6 months ago
9 mins read

Nasir Djamil: Jurnalis yang Berubah Haluan

Politikus PKS, Nasir Djamil. (Foto: Totalpolitik.com)

JAKARTA – Ketertarikan Nasir Djamil ke dunia politik bermula saat ia masih menjadi wartawan di sebuah media di Banda Aceh. Pengalamannya meliput pemilu di daerah yang dulu kerap dilanda konflik itu makin menyuburkan ketertarikannya untuk menjadi politikus.

Ia pun akhirnya bergabung dengan Partai Keadilan (PK)—kini menjadi Partai Keadilan Sejahtera (PKS)—dan menjadi Ketua Dewan Pimpinan Wilayah (DPW). Ia pun berhasil menjadi Anggota DPRD mewakili PK.

“Memang saya lihat ini lembaga (DPRD) punya kewenangan yang besar untuk meluruskan semacam kerja-kerja pemerintah. Salah satu cabang kekuasaan yang diharapkan bisa mengawasi kerja-kerja pemerintah,” ujarnya.

Politikus Aceh macam Aisyah Amini, Saiful Sulun, Burhan Magenda dan Ismail Hasan Metareum merupakan tokoh-tokoh yang menginspirasi Nasir.

“Saya baca tentang kiprah mereka, sikap kritis mereka. Kan waktu itu masa Orde Baru, tapi mereka bersikap kritis,” tuturnya.

Berikut lanjutan perbincangan dengan Nasir Djamil di ruang kerjanya yang lumayan lega.

Menjadi politikus ini apakah memang cita-cita Anda?

Karena waktu saya jadi wartawan dulu saya sering meliput di Gedung DPRD di Aceh. Saya melihat kepiawaian mereka bicara, mereka di atas mimbar, berdebat ya kan. Kemudian kampanye-kampanye mereka saya ikuti. Itu kan (tahun) 1997, pemilu itu, masih di Orde Baru. Saya waktu itu jadi wartawan, meliput kampanye-kampanye. Wartawan Harian Serambi Indonesia, anaknya Kompas, yang sekarang Tribun.

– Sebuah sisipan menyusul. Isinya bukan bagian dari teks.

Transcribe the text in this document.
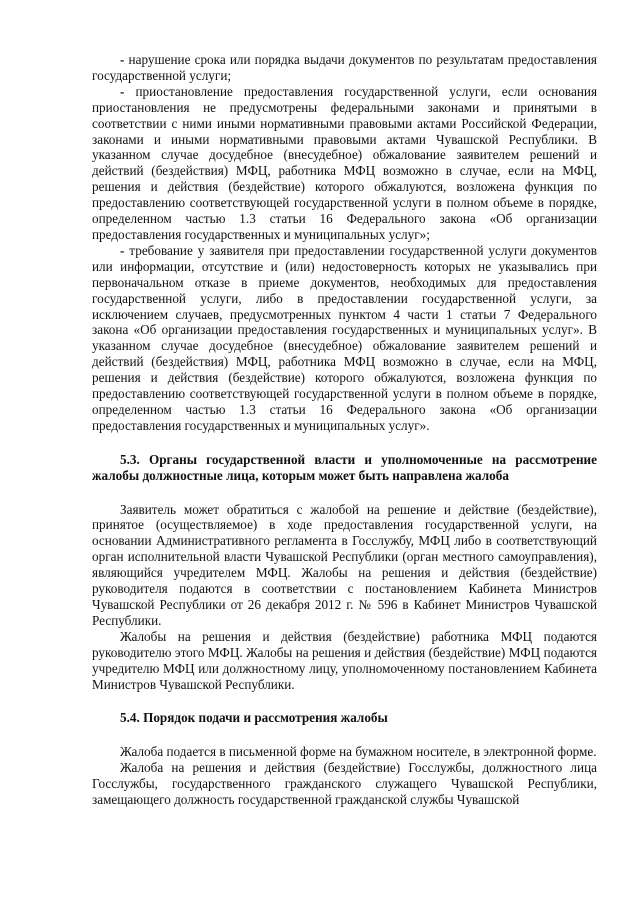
- нарушение срока или порядка выдачи документов по результатам предоставления государственной услуги;

- приостановление предоставления государственной услуги, если основания приостановления не предусмотрены федеральными законами и принятыми в соответствии с ними иными нормативными правовыми актами Российской Федерации, законами и иными нормативными правовыми актами Чувашской Республики. В указанном случае досудебное (внесудебное) обжалование заявителем решений и действий (бездействия) МФЦ, работника МФЦ возможно в случае, если на МФЦ, решения и действия (бездействие) которого обжалуются, возложена функция по предоставлению соответствующей государственной услуги в полном объеме в порядке, определенном частью 1.3 статьи 16 Федерального закона «Об организации предоставления государственных и муниципальных услуг»;

- требование у заявителя при предоставлении государственной услуги документов или информации, отсутствие и (или) недостоверность которых не указывались при первоначальном отказе в приеме документов, необходимых для предоставления государственной услуги, либо в предоставлении государственной услуги, за исключением случаев, предусмотренных пунктом 4 части 1 статьи 7 Федерального закона «Об организации предоставления государственных и муниципальных услуг». В указанном случае досудебное (внесудебное) обжалование заявителем решений и действий (бездействия) МФЦ, работника МФЦ возможно в случае, если на МФЦ, решения и действия (бездействие) которого обжалуются, возложена функция по предоставлению соответствующей государственной услуги в полном объеме в порядке, определенном частью 1.3 статьи 16 Федерального закона «Об организации предоставления государственных и муниципальных услуг».

5.3. Органы государственной власти и уполномоченные на рассмотрение жалобы должностные лица, которым может быть направлена жалоба

Заявитель может обратиться с жалобой на решение и действие (бездействие), принятое (осуществляемое) в ходе предоставления государственной услуги, на основании Административного регламента в Госслужбу, МФЦ либо в соответствующий орган исполнительной власти Чувашской Республики (орган местного самоуправления), являющийся учредителем МФЦ. Жалобы на решения и действия (бездействие) руководителя подаются в соответствии с постановлением Кабинета Министров Чувашской Республики от 26 декабря 2012 г. № 596 в Кабинет Министров Чувашской Республики.

Жалобы на решения и действия (бездействие) работника МФЦ подаются руководителю этого МФЦ. Жалобы на решения и действия (бездействие) МФЦ подаются учредителю МФЦ или должностному лицу, уполномоченному постановлением Кабинета Министров Чувашской Республики.

5.4. Порядок подачи и рассмотрения жалобы

Жалоба подается в письменной форме на бумажном носителе, в электронной форме.

Жалоба на решения и действия (бездействие) Госслужбы, должностного лица Госслужбы, государственного гражданского служащего Чувашской Республики, замещающего должность государственной гражданской службы Чувашской
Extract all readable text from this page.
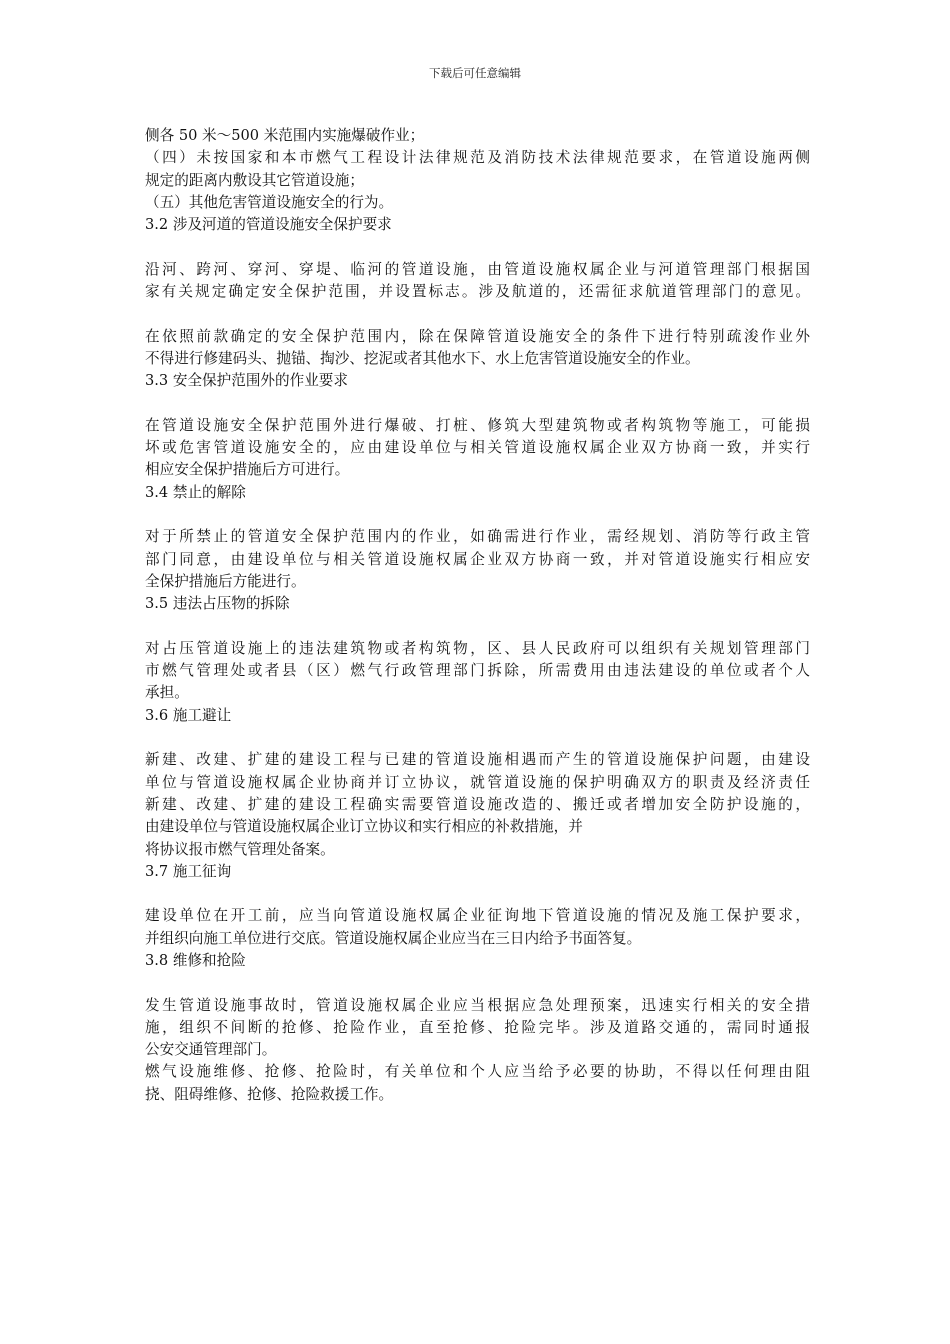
下载后可任意编辑
侧各 50 米～500 米范围内实施爆破作业；
（四）未按国家和本市燃气工程设计法律规范及消防技术法律规范要求，在管道设施两侧
规定的距离内敷设其它管道设施；
（五）其他危害管道设施安全的行为。
3.2 涉及河道的管道设施安全保护要求
沿河、跨河、穿河、穿堤、临河的管道设施，由管道设施权属企业与河道管理部门根据国
家有关规定确定安全保护范围，并设置标志。涉及航道的，还需征求航道管理部门的意见。
在依照前款确定的安全保护范围内，除在保障管道设施安全的条件下进行特别疏浚作业外
不得进行修建码头、抛锚、掏沙、挖泥或者其他水下、水上危害管道设施安全的作业。
3.3 安全保护范围外的作业要求
在管道设施安全保护范围外进行爆破、打桩、修筑大型建筑物或者构筑物等施工，可能损
坏或危害管道设施安全的，应由建设单位与相关管道设施权属企业双方协商一致，并实行
相应安全保护措施后方可进行。
3.4 禁止的解除
对于所禁止的管道安全保护范围内的作业，如确需进行作业，需经规划、消防等行政主管
部门同意，由建设单位与相关管道设施权属企业双方协商一致，并对管道设施实行相应安
全保护措施后方能进行。
3.5 违法占压物的拆除
对占压管道设施上的违法建筑物或者构筑物，区、县人民政府可以组织有关规划管理部门
市燃气管理处或者县（区）燃气行政管理部门拆除，所需费用由违法建设的单位或者个人
承担。
3.6 施工避让
新建、改建、扩建的建设工程与已建的管道设施相遇而产生的管道设施保护问题，由建设
单位与管道设施权属企业协商并订立协议，就管道设施的保护明确双方的职责及经济责任
新建、改建、扩建的建设工程确实需要管道设施改造的、搬迁或者增加安全防护设施的，
由建设单位与管道设施权属企业订立协议和实行相应的补救措施，并
将协议报市燃气管理处备案。
3.7 施工征询
建设单位在开工前，应当向管道设施权属企业征询地下管道设施的情况及施工保护要求，
并组织向施工单位进行交底。管道设施权属企业应当在三日内给予书面答复。
3.8 维修和抢险
发生管道设施事故时，管道设施权属企业应当根据应急处理预案，迅速实行相关的安全措
施，组织不间断的抢修、抢险作业，直至抢修、抢险完毕。涉及道路交通的，需同时通报
公安交通管理部门。
燃气设施维修、抢修、抢险时，有关单位和个人应当给予必要的协助，不得以任何理由阻
挠、阻碍维修、抢修、抢险救援工作。
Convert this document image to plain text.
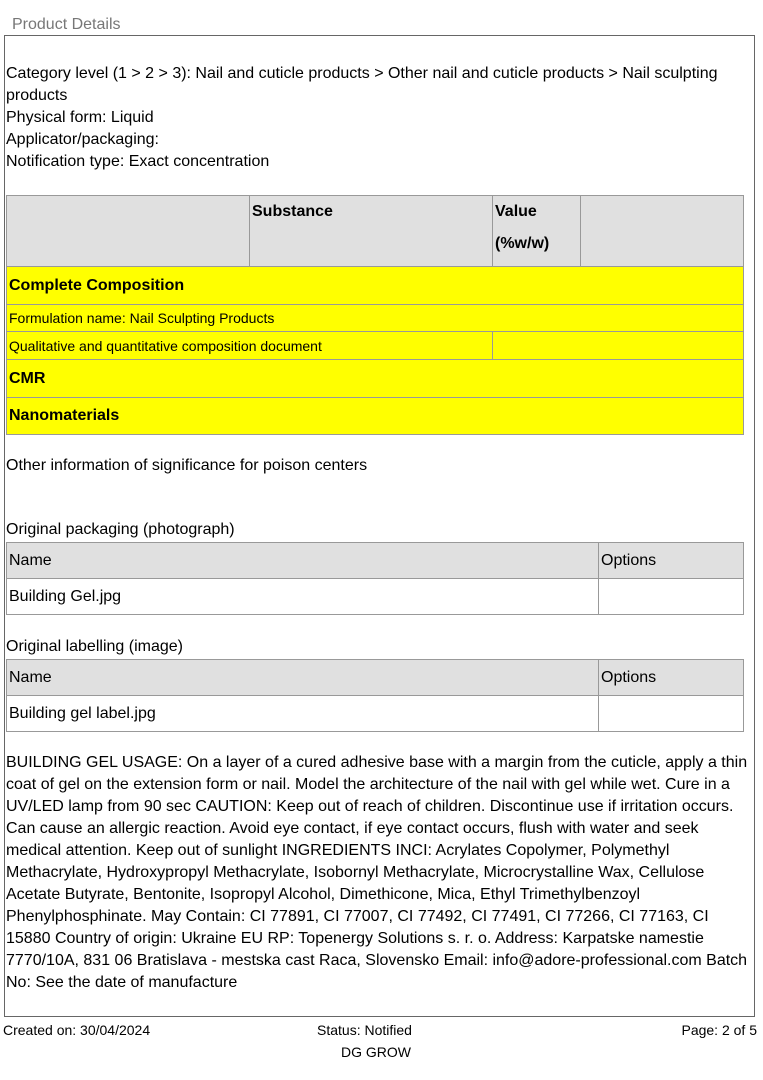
Product Details
Category level (1 > 2 > 3): Nail and cuticle products > Other nail and cuticle products > Nail sculpting products
Physical form: Liquid
Applicator/packaging:
Notification type: Exact concentration
	Substance	Value
(%w/w)	
Complete Composition			
Formulation name: Nail Sculpting Products			
Qualitative and quantitative composition document			
CMR			
Nanomaterials			
Other information of significance for poison centers
Original packaging (photograph)
Name	Options
Building Gel.jpg	
Original labelling (image)
Name	Options
Building gel label.jpg	
BUILDING GEL USAGE: On a layer of a cured adhesive base with a margin from the cuticle, apply a thin coat of gel on the extension form or nail. Model the architecture of the nail with gel while wet. Cure in a UV/LED lamp from 90 sec CAUTION: Keep out of reach of children. Discontinue use if irritation occurs. Can cause an allergic reaction. Avoid eye contact, if eye contact occurs, flush with water and seek medical attention. Keep out of sunlight INGREDIENTS INCI: Acrylates Copolymer, Polymethyl Methacrylate, Hydroxypropyl Methacrylate, Isobornyl Methacrylate, Microcrystalline Wax, Cellulose Acetate Butyrate, Bentonite, Isopropyl Alcohol, Dimethicone, Mica, Ethyl Trimethylbenzoyl Phenylphosphinate. May Contain: CI 77891, CI 77007, CI 77492, CI 77491, CI 77266, CI 77163, CI 15880 Country of origin: Ukraine EU RP: Topenergy Solutions s. r. o. Address: Karpatske namestie 7770/10A, 831 06 Bratislava - mestska cast Raca, Slovensko Email: info@adore-professional.com Batch No: See the date of manufacture
Created on: 30/04/2024	Status: Notified
DG GROW
Page: 2 of 5
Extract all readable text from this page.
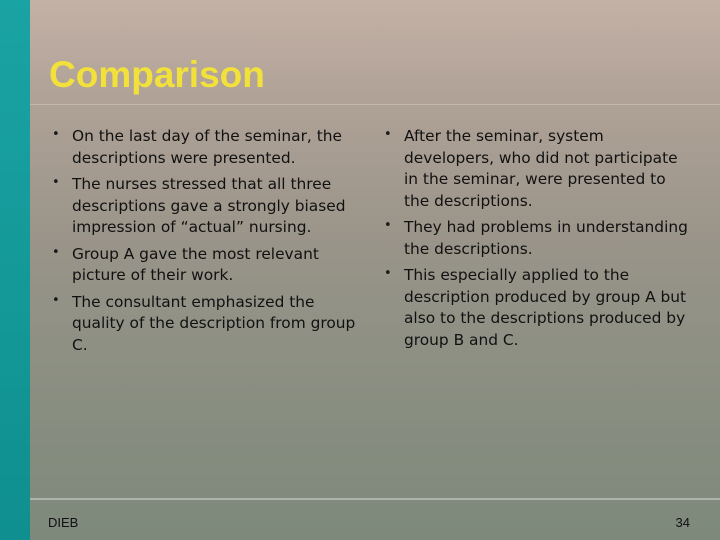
Comparison
• On the last day of the seminar, the descriptions were presented.
• The nurses stressed that all three descriptions gave a strongly biased impression of “actual” nursing.
• Group A gave the most relevant picture of their work.
• The consultant emphasized the quality of the description from group C.
• After the seminar, system developers, who did not participate in the seminar, were presented to the descriptions.
• They had problems in understanding the descriptions.
• This especially applied to the description produced by group A but also to the descriptions produced by group B and C.
DIEB	34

Jadi saya diminta oleh redaktur untuk meliput kampanye-kampanye PPP (dan) Golkar. Saya perhatikan, wah keren juga. Berdiri di mimbar berorasi. Walaupun cita-cita saya jadi dosen sebenarnya. Tiba-tiba saya rasa, keren juga rupanya politisi ini. Bicara dan mengkritisi macam-macam. Dan akhirnya saya tertarik. Ketika dulu Partai Keadilan (PK) membuka pintu, saya masuk pada 1999. Jadilah saya Anggota DPRD, satu-satunya dari Partai Keadilan waktu itu.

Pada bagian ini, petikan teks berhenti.